As with ourselves, simply providing plenty of fresh water, temporarily withholding food then reintroduction of small amounts of an easily digestible bland diet such as plain chicken and boiled rice or a little scrambled egg, is all that is required to provide some ‘gut rest’ and for the diarrhoea to settle. In cases where very plentiful diarrhoea occurs, especially if accompanied by vomiting, a more proactive approach may need to be taken and this may include temporary provision of oral or intravenous rehydrating solutions if dehydration is identified as a risk. There is very little indication for antibiotics to be given in most cases of short-term diarrhoea.Whilst there are many medical treatments which may act as ‘adsorbants’ purported to ‘soothe’ the gut, in many cases, just as in their human owners, dogs and cats with short bouts of diarrhoea require no treatment.
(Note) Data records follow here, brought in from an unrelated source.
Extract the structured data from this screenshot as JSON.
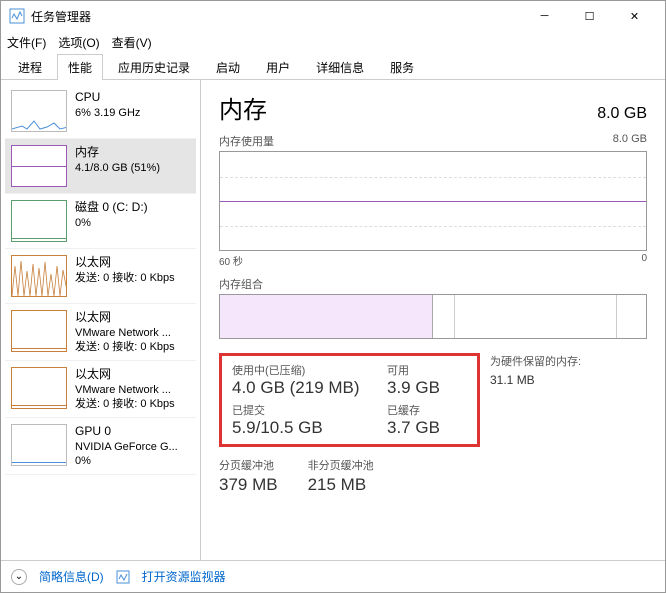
{
  "window": {
    "title": "任务管理器",
    "min": "─",
    "max": "☐",
    "close": "✕"
  },
  "menu": {
    "file": "文件(F)",
    "options": "选项(O)",
    "view": "查看(V)"
  },
  "tabs": {
    "t0": "进程",
    "t1": "性能",
    "t2": "应用历史记录",
    "t3": "启动",
    "t4": "用户",
    "t5": "详细信息",
    "t6": "服务"
  },
  "sidebar": {
    "cpu": {
      "name": "CPU",
      "sub": "6%  3.19 GHz"
    },
    "mem": {
      "name": "内存",
      "sub": "4.1/8.0 GB (51%)"
    },
    "disk": {
      "name": "磁盘 0 (C: D:)",
      "sub": "0%"
    },
    "eth1": {
      "name": "以太网",
      "sub": "发送: 0 接收: 0 Kbps"
    },
    "eth2": {
      "name": "以太网",
      "sub1": "VMware Network ...",
      "sub2": "发送: 0 接收: 0 Kbps"
    },
    "eth3": {
      "name": "以太网",
      "sub1": "VMware Network ...",
      "sub2": "发送: 0 接收: 0 Kbps"
    },
    "gpu": {
      "name": "GPU 0",
      "sub1": "NVIDIA GeForce G...",
      "sub2": "0%"
    }
  },
  "content": {
    "title": "内存",
    "total": "8.0 GB",
    "usage_label": "内存使用量",
    "usage_max": "8.0 GB",
    "axis_left": "60 秒",
    "axis_right": "0",
    "comp_label": "内存组合",
    "stats": {
      "in_use_label": "使用中(已压缩)",
      "in_use_value": "4.0 GB (219 MB)",
      "avail_label": "可用",
      "avail_value": "3.9 GB",
      "commit_label": "已提交",
      "commit_value": "5.9/10.5 GB",
      "cached_label": "已缓存",
      "cached_value": "3.7 GB"
    },
    "reserved_label": "为硬件保留的内存:",
    "reserved_value": "31.1 MB",
    "paged_label": "分页缓冲池",
    "paged_value": "379 MB",
    "nonpaged_label": "非分页缓冲池",
    "nonpaged_value": "215 MB"
  },
  "footer": {
    "brief": "简略信息(D)",
    "resmon": "打开资源监视器"
  },
  "chart_data": {
    "type": "line",
    "title": "内存使用量",
    "xlabel": "60 秒",
    "ylabel": "GB",
    "ylim": [
      0,
      8.0
    ],
    "x": [
      60,
      50,
      40,
      30,
      20,
      10,
      0
    ],
    "values": [
      4.1,
      4.1,
      4.0,
      4.0,
      4.1,
      4.1,
      4.1
    ]
  }
}
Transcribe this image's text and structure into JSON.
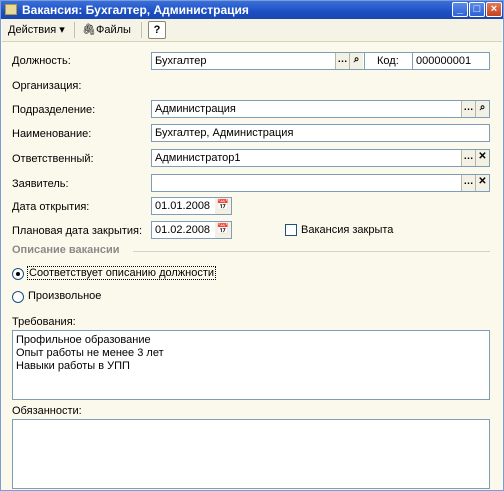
{
  "window": {
    "title": "Вакансия: Бухгалтер, Администрация"
  },
  "toolbar": {
    "actions_label": "Действия ▾",
    "files_label": "Файлы",
    "help_label": "?"
  },
  "form": {
    "position_label": "Должность:",
    "position_value": "Бухгалтер",
    "code_label": "Код:",
    "code_value": "000000001",
    "organization_label": "Организация:",
    "department_label": "Подразделение:",
    "department_value": "Администрация",
    "name_label": "Наименование:",
    "name_value": "Бухгалтер, Администрация",
    "responsible_label": "Ответственный:",
    "responsible_value": "Администратор1",
    "applicant_label": "Заявитель:",
    "applicant_value": "",
    "open_date_label": "Дата открытия:",
    "open_date_value": "01.01.2008",
    "close_date_label": "Плановая дата закрытия:",
    "close_date_value": "01.02.2008",
    "closed_label": "Вакансия закрыта",
    "closed_checked": false
  },
  "description": {
    "section_title": "Описание вакансии",
    "option_match_label": "Соответствует описанию должности",
    "option_custom_label": "Произвольное",
    "selected": "match"
  },
  "requirements": {
    "label": "Требования:",
    "lines": [
      "Профильное образование",
      "Опыт работы не менее 3 лет",
      "Навыки работы в УПП"
    ]
  },
  "duties": {
    "label": "Обязанности:",
    "text": ""
  },
  "icons": {
    "ellipsis": "ellipsis-icon",
    "search": "search-icon",
    "clear": "clear-icon",
    "calendar": "calendar-icon"
  }
}
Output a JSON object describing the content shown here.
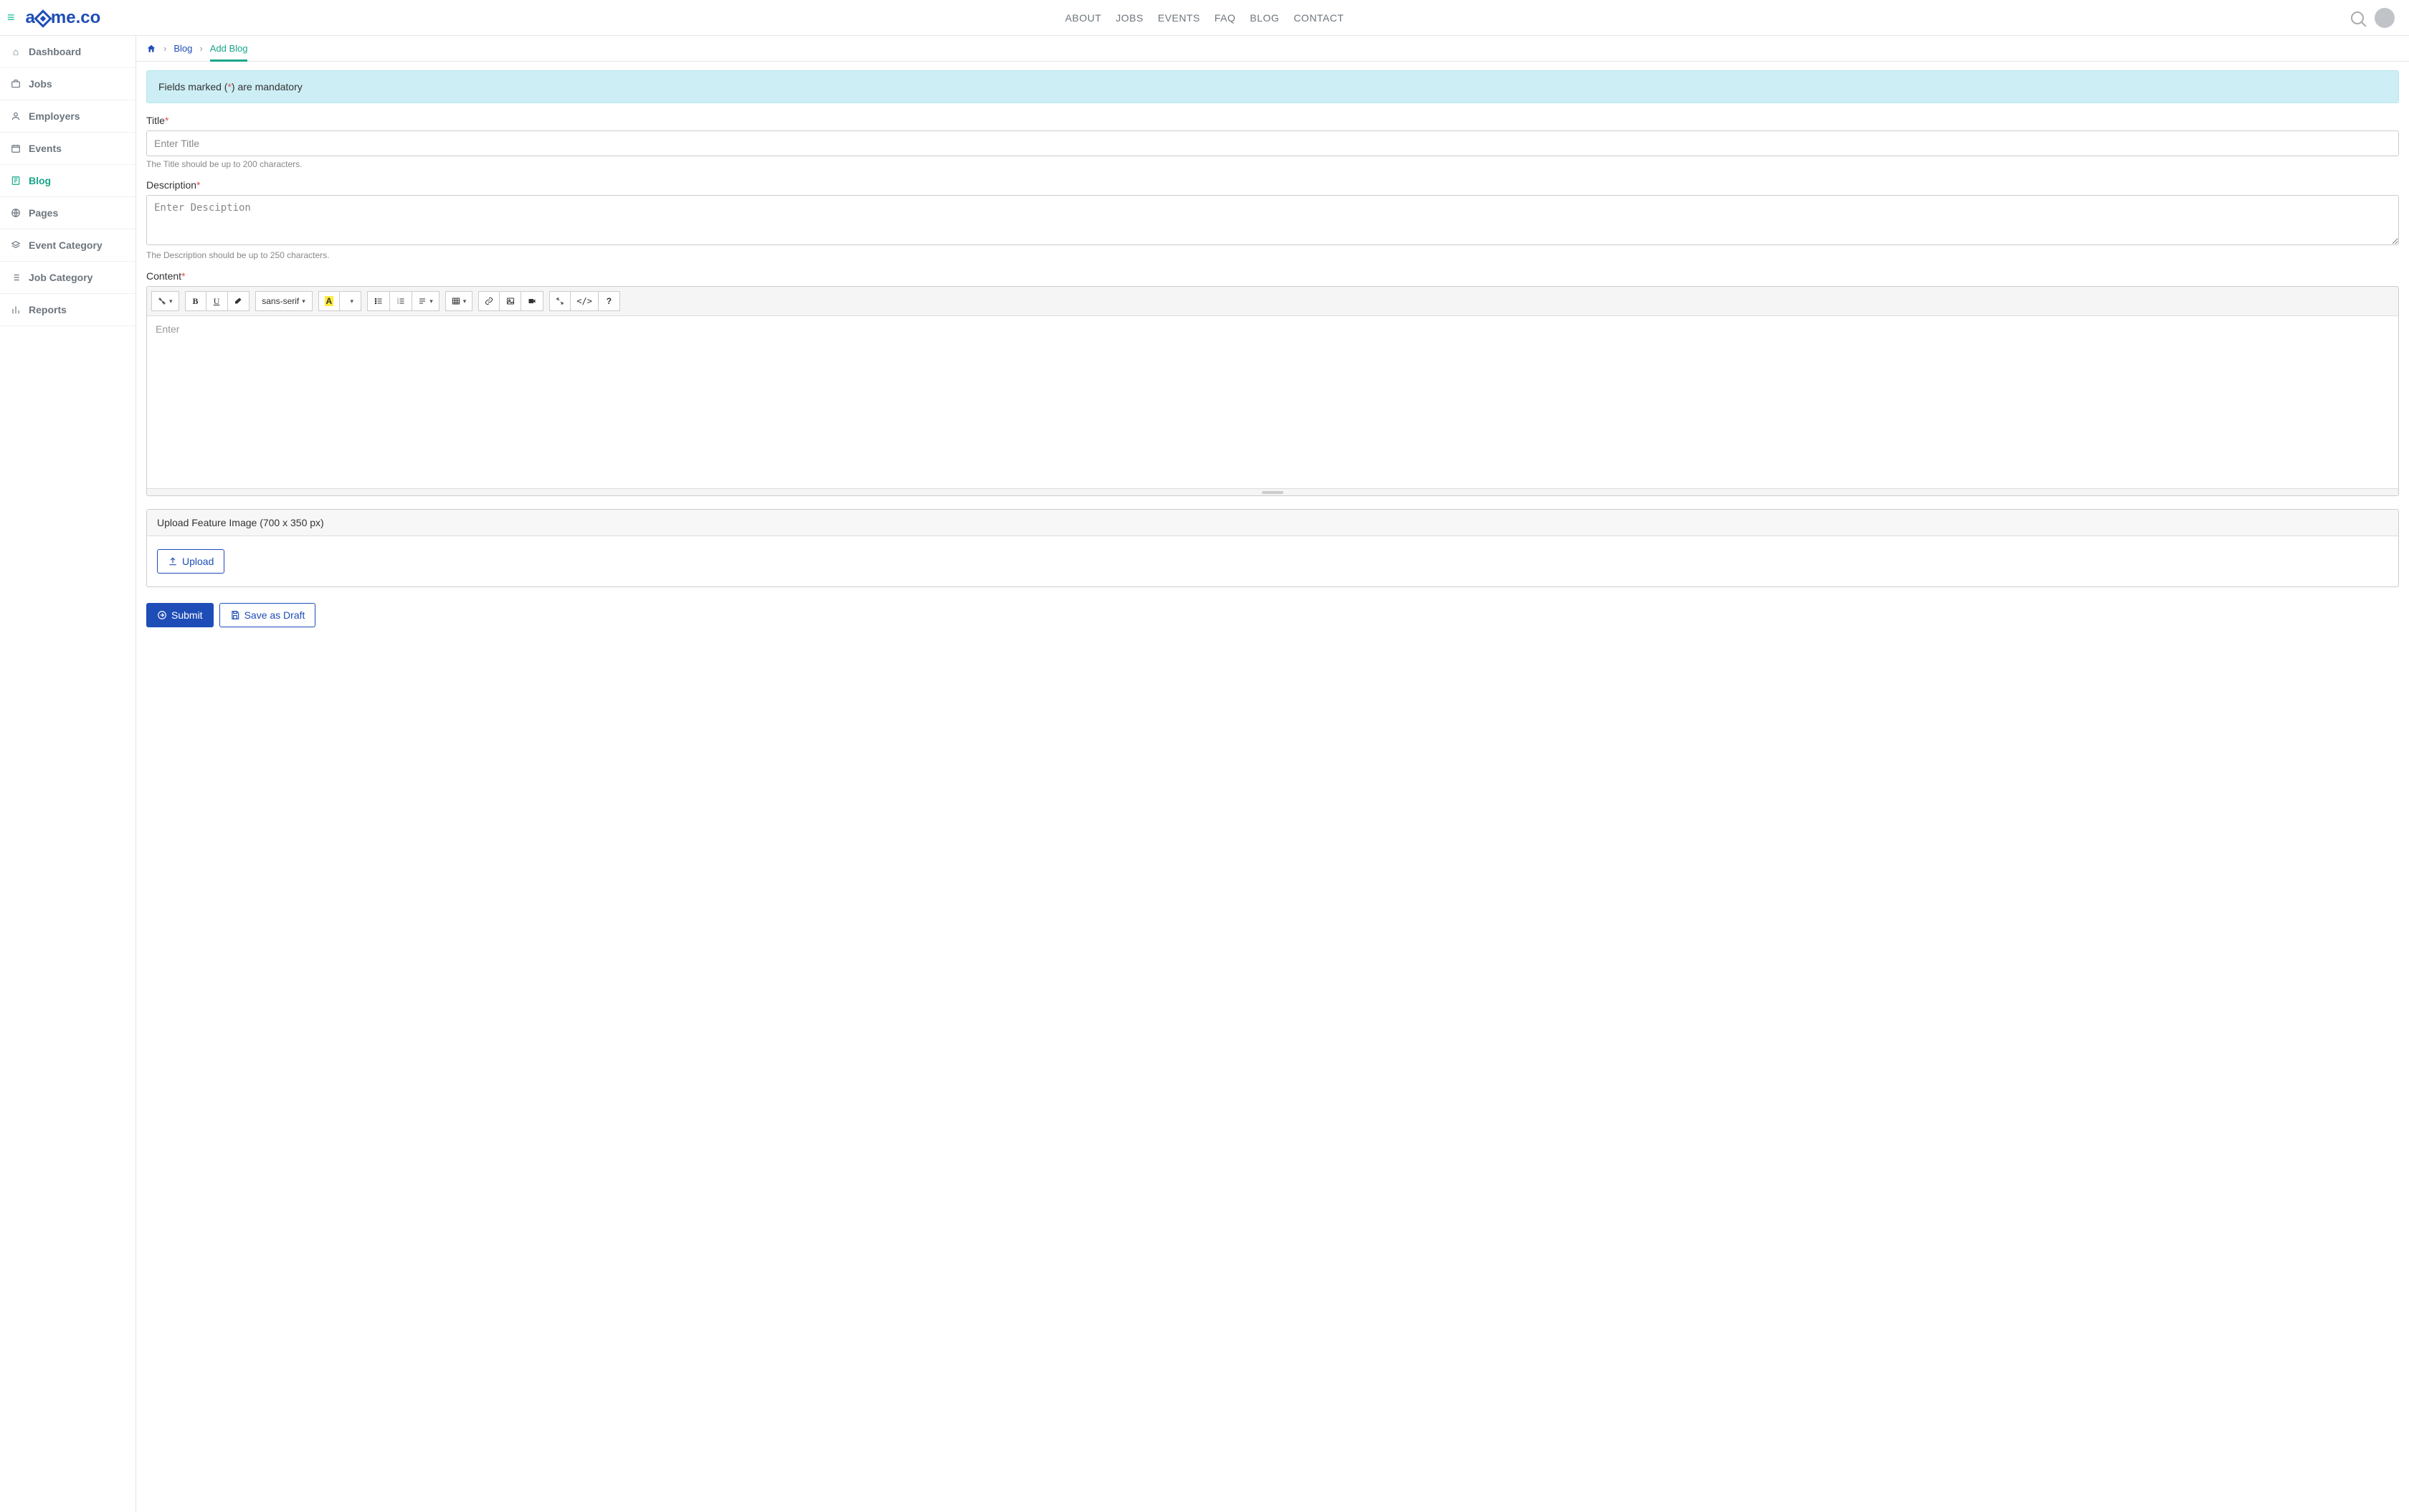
{
  "brand": {
    "prefix": "a",
    "suffix": "me.co"
  },
  "topnav": {
    "about": "ABOUT",
    "jobs": "JOBS",
    "events": "EVENTS",
    "faq": "FAQ",
    "blog": "BLOG",
    "contact": "CONTACT"
  },
  "sidebar": {
    "dashboard": "Dashboard",
    "jobs": "Jobs",
    "employers": "Employers",
    "events": "Events",
    "blog": "Blog",
    "pages": "Pages",
    "event_category": "Event Category",
    "job_category": "Job Category",
    "reports": "Reports"
  },
  "breadcrumb": {
    "blog": "Blog",
    "add_blog": "Add Blog"
  },
  "alert": {
    "pre": "Fields marked (",
    "star": "*",
    "post": ") are mandatory"
  },
  "fields": {
    "title": {
      "label": "Title",
      "placeholder": "Enter Title",
      "help": "The Title should be up to 200 characters."
    },
    "description": {
      "label": "Description",
      "placeholder": "Enter Desciption",
      "help": "The Description should be up to 250 characters."
    },
    "content": {
      "label": "Content",
      "placeholder": "Enter"
    }
  },
  "editor": {
    "font": "sans-serif"
  },
  "upload": {
    "heading": "Upload Feature Image (700 x 350 px)",
    "button": "Upload"
  },
  "actions": {
    "submit": "Submit",
    "draft": "Save as Draft"
  }
}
Investigation as to a cause of acute diarrhoea in otherwise healthy cats and dogs is rarely undertaken since this is not only usually fruitless, but results in both unnecessary expense and, more importantly, potential for completely unnecessary medical tests to be performed on a pet.

The are numerous potential predisposing factors such as dietary change, internal parasites and the stress of moving home. We checked that his worming program was up to date and are pleased to report that Alf’s tummy has settled and he is doing very well.